The trigger for a reevaluation can come from several angles really. You could have a scheduled task through an ExecutorService which does this periodically. Or, you would introduce an endpoint you can invoke yourself based on the amount of dead-lettered events.

Conclusion

I hope this sheds some light on what your options are @Koen_Verwimp. It definitely sheds some light on our own thoughts to implement this inside the framework itself.
If you happen to have any further questions towards the custom/generic solution, definitely let us know in this thread.

Hi Steven,

Just to let you know we received your reply last week and will start implementing a PoC now.

Thank you for your advice and we keep you posted!

Koen

1 Like

Hi @Steven_van_Beelen

Lets say that we store all the “problem” events as described like you said.

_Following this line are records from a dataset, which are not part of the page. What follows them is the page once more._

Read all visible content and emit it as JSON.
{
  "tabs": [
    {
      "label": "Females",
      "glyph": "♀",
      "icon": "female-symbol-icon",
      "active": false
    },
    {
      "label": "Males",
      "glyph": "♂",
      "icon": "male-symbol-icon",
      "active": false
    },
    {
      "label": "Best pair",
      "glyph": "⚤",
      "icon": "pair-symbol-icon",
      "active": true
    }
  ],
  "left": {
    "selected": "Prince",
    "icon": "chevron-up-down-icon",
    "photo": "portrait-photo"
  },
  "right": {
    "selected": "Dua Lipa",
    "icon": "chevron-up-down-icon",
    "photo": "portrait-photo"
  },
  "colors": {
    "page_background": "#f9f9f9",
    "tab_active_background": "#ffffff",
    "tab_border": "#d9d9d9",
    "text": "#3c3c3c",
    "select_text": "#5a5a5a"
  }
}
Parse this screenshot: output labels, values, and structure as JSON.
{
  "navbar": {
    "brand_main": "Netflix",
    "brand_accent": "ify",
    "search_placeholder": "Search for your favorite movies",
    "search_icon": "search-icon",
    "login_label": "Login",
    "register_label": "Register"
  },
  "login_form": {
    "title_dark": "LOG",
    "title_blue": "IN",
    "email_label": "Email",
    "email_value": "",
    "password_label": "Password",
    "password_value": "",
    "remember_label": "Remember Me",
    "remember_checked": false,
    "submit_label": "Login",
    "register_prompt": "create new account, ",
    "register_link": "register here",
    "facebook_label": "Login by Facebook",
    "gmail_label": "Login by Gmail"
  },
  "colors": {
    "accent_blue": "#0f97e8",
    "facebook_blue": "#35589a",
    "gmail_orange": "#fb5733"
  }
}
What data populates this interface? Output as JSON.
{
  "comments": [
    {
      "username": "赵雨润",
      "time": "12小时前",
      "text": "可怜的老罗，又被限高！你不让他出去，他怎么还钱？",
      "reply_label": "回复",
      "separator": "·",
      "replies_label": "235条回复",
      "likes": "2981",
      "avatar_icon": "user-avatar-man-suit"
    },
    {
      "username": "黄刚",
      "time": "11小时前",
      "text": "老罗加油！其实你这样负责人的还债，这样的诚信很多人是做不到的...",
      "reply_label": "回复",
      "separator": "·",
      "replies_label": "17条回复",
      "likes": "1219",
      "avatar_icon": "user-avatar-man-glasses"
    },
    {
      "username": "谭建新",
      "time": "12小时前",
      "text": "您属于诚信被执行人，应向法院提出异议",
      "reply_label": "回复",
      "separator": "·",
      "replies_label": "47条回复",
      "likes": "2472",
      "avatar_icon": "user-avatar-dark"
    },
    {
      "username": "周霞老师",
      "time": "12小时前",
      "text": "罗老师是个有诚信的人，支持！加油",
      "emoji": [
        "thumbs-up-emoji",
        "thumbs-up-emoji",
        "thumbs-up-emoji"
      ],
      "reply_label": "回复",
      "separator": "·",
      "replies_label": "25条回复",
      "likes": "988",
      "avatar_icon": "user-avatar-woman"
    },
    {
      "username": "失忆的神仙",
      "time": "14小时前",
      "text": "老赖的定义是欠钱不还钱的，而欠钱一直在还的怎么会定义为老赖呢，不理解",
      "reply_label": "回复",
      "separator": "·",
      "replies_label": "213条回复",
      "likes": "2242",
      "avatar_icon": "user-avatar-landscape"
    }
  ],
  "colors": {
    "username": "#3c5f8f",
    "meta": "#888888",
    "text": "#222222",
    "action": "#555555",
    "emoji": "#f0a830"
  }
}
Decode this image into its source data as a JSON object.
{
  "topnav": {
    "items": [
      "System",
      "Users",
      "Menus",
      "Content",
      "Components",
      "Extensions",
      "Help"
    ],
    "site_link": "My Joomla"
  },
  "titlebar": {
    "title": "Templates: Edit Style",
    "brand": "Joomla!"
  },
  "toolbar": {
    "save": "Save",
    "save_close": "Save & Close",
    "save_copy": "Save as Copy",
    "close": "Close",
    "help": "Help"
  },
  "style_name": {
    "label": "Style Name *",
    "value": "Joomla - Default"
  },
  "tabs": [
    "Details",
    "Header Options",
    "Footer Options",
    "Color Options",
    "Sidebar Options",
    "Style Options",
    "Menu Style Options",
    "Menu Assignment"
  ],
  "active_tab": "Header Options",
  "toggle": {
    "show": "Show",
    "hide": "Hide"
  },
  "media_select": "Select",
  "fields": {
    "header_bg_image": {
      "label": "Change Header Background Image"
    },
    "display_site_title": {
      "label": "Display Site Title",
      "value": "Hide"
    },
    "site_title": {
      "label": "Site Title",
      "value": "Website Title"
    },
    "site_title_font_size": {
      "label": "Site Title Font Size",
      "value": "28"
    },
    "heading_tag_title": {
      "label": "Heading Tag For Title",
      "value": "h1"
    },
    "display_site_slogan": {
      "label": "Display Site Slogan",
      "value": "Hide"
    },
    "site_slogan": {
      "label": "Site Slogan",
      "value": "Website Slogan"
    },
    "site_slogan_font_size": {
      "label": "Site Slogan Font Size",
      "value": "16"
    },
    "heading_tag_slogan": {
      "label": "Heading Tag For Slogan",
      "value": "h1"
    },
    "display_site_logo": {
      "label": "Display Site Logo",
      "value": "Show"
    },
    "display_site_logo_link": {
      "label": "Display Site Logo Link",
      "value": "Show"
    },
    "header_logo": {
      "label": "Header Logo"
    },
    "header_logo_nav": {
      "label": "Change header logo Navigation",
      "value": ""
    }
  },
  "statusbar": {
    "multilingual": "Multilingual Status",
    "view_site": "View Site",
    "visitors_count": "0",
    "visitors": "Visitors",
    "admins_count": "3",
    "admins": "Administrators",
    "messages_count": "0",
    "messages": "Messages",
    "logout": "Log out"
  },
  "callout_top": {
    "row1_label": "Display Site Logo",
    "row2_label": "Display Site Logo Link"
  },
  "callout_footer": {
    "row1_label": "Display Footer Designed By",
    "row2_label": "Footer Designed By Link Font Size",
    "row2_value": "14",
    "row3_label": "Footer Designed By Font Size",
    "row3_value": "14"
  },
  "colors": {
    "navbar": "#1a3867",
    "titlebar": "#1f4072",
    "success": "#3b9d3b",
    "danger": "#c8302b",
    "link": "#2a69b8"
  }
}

What do you think of configuring a separate eventstore. This eventstore is linked to a separate context DLQ in AxonServer. We can configure this as a second eventstream on the tracking event handler(s).

So in case you want to retry a stored problem message, we publish the message to the DLQ context … and this message is automatically picked up by the eventhandler using his second event source.

We might need to implement a filtering functionality in the EventInvoker to skip events that not need to be retried as they failed in a different processing group (based on metadata stored on the event).

Storing the events in side another context could indeed work. The sole downside of this, is that the source isn’t ephemeral. Differently put, your dead-lettered events are never removed from the source. This would thus require additional logic to keep track of the already handled dead-lettered events. Thus could reside in the TrackingToken of course, but that further begs the question how you would deal with a reset scenario of the processor.

Mind you, I think such a solution is doable. But for a simple implementation it necessitates making some events ephemeral. I am assuming this ephemeral solution to be key to provide a thorough solution from within Axon Framework eventually.

Hi Steven,

Thanks for your reply.

I understand what your mean. I think we proceed with this implementation.

We still hope you can get this functionality on the backlog so we have this out-of-the-box?
I have seen similar questions here before :slight_smile:

Thanks!

Indeed it is on the backlog.
This is the issue around ephemeral events for example. This issue arguably blocks any dead-letter queue implementation, although I assume that to become more apparent once we start on this endeavour ourselves.